“But see! nearer and nearer the great fish comes, mouthful after mouthful of the fishes falling into its horrid jaws. It must be starving; so eager is it for its prey that is seems unconscious of the fact that the tide has turned and is moving outward. Now it discovers its danger and turns, but too late. The water has gone back to the dep, leaving it struggling for breath in a shallow pool. It thrashes wildly about with its tail, whose sticky secretions help to envelop it more and more thickly with mud and slime, until at last its struggles cease.”
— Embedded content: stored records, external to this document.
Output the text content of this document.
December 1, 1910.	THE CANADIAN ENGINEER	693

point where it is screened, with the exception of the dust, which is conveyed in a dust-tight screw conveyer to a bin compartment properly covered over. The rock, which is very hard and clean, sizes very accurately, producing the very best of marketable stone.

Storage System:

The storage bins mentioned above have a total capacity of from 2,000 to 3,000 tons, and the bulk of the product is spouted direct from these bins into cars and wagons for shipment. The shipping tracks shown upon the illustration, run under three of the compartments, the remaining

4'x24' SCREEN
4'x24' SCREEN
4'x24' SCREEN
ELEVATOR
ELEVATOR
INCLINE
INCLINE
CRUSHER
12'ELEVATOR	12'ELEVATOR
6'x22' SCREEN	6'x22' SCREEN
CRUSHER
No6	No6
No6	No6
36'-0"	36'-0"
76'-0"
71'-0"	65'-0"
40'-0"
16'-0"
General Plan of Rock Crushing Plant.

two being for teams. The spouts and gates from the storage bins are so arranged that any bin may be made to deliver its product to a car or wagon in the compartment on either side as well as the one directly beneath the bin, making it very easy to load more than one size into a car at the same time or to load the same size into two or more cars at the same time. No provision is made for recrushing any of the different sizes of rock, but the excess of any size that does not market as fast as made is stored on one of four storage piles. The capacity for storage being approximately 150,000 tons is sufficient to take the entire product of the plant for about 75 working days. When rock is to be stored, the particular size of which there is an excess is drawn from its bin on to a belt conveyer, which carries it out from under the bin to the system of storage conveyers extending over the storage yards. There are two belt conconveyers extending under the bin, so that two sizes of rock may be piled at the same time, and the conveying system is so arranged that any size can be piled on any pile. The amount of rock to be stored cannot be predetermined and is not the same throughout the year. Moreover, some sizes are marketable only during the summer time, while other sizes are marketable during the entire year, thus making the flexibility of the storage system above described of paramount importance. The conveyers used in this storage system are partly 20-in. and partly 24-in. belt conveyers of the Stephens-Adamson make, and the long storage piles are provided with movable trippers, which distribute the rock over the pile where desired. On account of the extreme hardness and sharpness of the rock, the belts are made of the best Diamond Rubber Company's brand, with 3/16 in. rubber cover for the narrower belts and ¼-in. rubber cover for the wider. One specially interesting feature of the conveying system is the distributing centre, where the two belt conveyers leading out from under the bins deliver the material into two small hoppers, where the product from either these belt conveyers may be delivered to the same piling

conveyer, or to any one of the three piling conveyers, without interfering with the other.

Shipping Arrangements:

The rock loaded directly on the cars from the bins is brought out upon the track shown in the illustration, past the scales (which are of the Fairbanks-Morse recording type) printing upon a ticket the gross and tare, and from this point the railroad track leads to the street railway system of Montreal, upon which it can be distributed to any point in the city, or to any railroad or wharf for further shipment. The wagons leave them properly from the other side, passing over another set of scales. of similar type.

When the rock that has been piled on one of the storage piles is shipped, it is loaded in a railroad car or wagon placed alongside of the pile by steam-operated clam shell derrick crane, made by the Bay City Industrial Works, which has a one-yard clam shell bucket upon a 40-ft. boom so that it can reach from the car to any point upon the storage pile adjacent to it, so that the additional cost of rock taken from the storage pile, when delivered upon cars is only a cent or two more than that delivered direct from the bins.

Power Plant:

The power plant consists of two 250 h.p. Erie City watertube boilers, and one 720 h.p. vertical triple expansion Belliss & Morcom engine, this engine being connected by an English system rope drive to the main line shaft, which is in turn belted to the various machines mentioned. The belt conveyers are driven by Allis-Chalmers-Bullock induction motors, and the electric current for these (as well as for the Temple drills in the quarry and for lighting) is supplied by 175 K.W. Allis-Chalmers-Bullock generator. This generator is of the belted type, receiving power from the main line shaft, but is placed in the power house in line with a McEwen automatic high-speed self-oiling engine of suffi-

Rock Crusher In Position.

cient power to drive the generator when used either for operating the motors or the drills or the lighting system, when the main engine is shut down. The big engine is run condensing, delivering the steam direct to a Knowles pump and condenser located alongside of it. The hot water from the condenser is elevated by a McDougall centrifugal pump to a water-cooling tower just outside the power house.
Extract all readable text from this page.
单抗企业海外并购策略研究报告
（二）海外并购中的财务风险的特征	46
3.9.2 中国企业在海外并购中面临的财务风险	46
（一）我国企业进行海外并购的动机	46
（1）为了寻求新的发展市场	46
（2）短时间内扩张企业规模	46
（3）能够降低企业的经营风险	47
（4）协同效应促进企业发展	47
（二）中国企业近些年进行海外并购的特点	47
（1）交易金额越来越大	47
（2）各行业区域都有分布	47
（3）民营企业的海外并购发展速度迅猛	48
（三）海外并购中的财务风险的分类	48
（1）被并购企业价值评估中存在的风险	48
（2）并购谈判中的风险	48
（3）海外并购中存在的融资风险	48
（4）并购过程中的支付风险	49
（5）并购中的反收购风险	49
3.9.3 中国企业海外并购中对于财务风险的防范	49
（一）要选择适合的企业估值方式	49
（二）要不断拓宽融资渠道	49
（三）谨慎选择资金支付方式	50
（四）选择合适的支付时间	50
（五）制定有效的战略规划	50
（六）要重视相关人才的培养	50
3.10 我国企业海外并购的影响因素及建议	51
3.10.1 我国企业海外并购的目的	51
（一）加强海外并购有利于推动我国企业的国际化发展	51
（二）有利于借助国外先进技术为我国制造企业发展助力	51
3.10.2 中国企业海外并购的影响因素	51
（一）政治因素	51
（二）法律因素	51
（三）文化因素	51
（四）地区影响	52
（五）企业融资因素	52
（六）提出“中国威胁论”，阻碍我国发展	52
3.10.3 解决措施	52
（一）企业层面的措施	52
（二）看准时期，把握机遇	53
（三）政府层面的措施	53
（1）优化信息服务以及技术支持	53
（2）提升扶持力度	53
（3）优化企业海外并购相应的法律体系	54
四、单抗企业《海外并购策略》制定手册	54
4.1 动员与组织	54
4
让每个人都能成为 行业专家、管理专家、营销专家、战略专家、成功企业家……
This is from the autobiography The Life of a Fossil Hunter by Charles Sternberg, written in 1909. I stumbled upon this title in the afterward of Dragon Teeth by Michael Crichton. His widow Sherri did a nice epilogue and mentioned the Sternberg book as one that Michael had used in his extensive research for Dragon Teeth.
As you can read in the section above, the style of autobiography and memoir was a little bit different back then than it is today. In today’s memoir, we would learn about how abuse in his childhood caused him to seek out a career in the wilderness, how his career caused lifelong challenges in all his relationships and he overcame all kind of obstacles to achieve his desires. That’s pretty much how every memoir written in the last few years read anyway. In Sternberg’s autobiography, he mentions a son about 1/3 of the way through the book. Then he mentions a son about 2/3 of the way through. We he mentions in the conclusion that he has “raised up a race of fossil hunters”, we learn that there are at least two sons, but that’s it. No courtship, no marriage, no discussion of any toll his work/travels took on his wife… in fact, the word “wife” doesn’t even come up in this book.
But he did know how to breathe life into his fossil finds!
What’s the oldest book you’ve read recently?